What I'm used to is that a string is just a list or array of characters, like in most C-like languages. However, in the scheme implementations that I use, including Chicken and Racket, a string is not the same as a list of characters. Something like (car "mystring")
just won't fly. Instead there are functions to convert from and to lists. Why was this choice made? In my opinion Haskell does it the best way, there is literally no difference in any way between a list of chars and a string. I like this the most because it conveys the meaning of what is meant by a string in the clearest, simplest way. I'm not completely sure, but I'd guess that in the 'background' strings are lists or arrays of chars in almost any language. I'd especially expect a language like scheme with a focus on simplicity to handle strings in this way, or at least make is so you can do with strings what you can do with lists, like take the car
or cdr
What am I missing?
It looks like what you are really asking is, Why aren't there generic operations that work on both strings and lists?

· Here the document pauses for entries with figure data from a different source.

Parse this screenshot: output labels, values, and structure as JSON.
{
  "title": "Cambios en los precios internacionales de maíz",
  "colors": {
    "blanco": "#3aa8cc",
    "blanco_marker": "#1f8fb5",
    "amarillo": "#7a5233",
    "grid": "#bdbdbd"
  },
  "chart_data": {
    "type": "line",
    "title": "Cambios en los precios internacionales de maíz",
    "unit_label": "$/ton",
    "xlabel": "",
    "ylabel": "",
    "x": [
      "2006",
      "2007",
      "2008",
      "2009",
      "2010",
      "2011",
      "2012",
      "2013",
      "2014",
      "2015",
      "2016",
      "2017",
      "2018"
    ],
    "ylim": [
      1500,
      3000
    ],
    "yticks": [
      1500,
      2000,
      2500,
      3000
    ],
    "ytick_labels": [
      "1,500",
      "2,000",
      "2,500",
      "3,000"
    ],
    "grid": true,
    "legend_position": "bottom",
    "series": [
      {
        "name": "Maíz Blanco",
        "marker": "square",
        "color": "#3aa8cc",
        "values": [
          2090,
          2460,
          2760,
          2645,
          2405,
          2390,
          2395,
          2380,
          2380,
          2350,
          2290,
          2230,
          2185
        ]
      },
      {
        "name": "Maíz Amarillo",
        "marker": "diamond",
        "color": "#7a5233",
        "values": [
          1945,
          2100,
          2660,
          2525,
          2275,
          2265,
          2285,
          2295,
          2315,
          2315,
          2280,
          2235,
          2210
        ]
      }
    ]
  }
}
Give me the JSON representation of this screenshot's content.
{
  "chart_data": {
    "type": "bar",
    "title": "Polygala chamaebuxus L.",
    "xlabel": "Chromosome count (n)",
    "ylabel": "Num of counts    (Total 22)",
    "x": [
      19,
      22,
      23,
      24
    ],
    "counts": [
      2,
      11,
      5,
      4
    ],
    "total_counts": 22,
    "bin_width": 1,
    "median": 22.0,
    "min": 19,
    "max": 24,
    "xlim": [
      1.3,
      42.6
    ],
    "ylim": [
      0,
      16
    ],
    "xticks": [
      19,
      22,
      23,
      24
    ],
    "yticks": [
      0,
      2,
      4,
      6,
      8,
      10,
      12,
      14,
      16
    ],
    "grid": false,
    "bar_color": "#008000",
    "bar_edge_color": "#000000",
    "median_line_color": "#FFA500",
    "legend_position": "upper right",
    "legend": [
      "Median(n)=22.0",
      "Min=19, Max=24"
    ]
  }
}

Those do exist, in libraries like the generic collections library.
#lang racket/base
(require data/collection)
(first '(my list)) ; 'my
(first "mystring") ; #\m
Also, operations like map
from this library can work with multiple different types of collections together.
#lang racket/base
(require data/collection)
(define (digit->char n)
(first (string->immutable-string (number->string n))))
(first (map string (map digit->char '(1 2 3)) "abc"))
; "1a"
This doesn't mean that strings are lists, but it does mean that both strings and lists are sequences, and operations on sequences can work on both kinds of data types together.
According to the Racket documentation, strings are arrays of characters:
4.3 Strings
A string is a fixed-length array of characters.
An array, as the term is usually used in programming languages, and especially in C and C++, is a contiguous block of memory with the important property that it supports efficient random access. E.g., you can access the first element (x[0]) just as quickly as the nth (x[n-1]). Linked lists, the lists you encounter by default in Lisps, don't support efficient random access.
So, since strings are arrays in Racket, you'd expect there to be some counterpart to the x[i] notation (which isn't very Lispy). In Racket, you use string-ref and string-set!, which are documented on that same page. E.g.:
(string-ref "mystring" 1) ;=> #\y
(Now, there are also vector-ref and vector-set! procedures for more generalized vectors. In some Lisps, strings are also vectors, so you can use general vector and array manipulation functions on strings. I'm not much of a Racket user, so I'm not sure whether that applies in Racket as well.)
Technically "array" is usually a continuous piece of memory, while "list" is usually understood to be a single- or double-linked list of independently allocated objects. In most common programming languages, including C, and all Lisp and Scheme dialects that I know, for performance reasons string data is stored in an array in the sense that it is stored in a continuous piece of memory.
The confusion is that sometimes they might still be colloquially referred to as lists, which is not correct when understanding "list" as the precise technical term "linked list".
Were a string truly stored as list, including how Scheme and Lisp generally store one, every single character would have the overhead of being part of an object that contains the character and at least one pointer, that to the next character.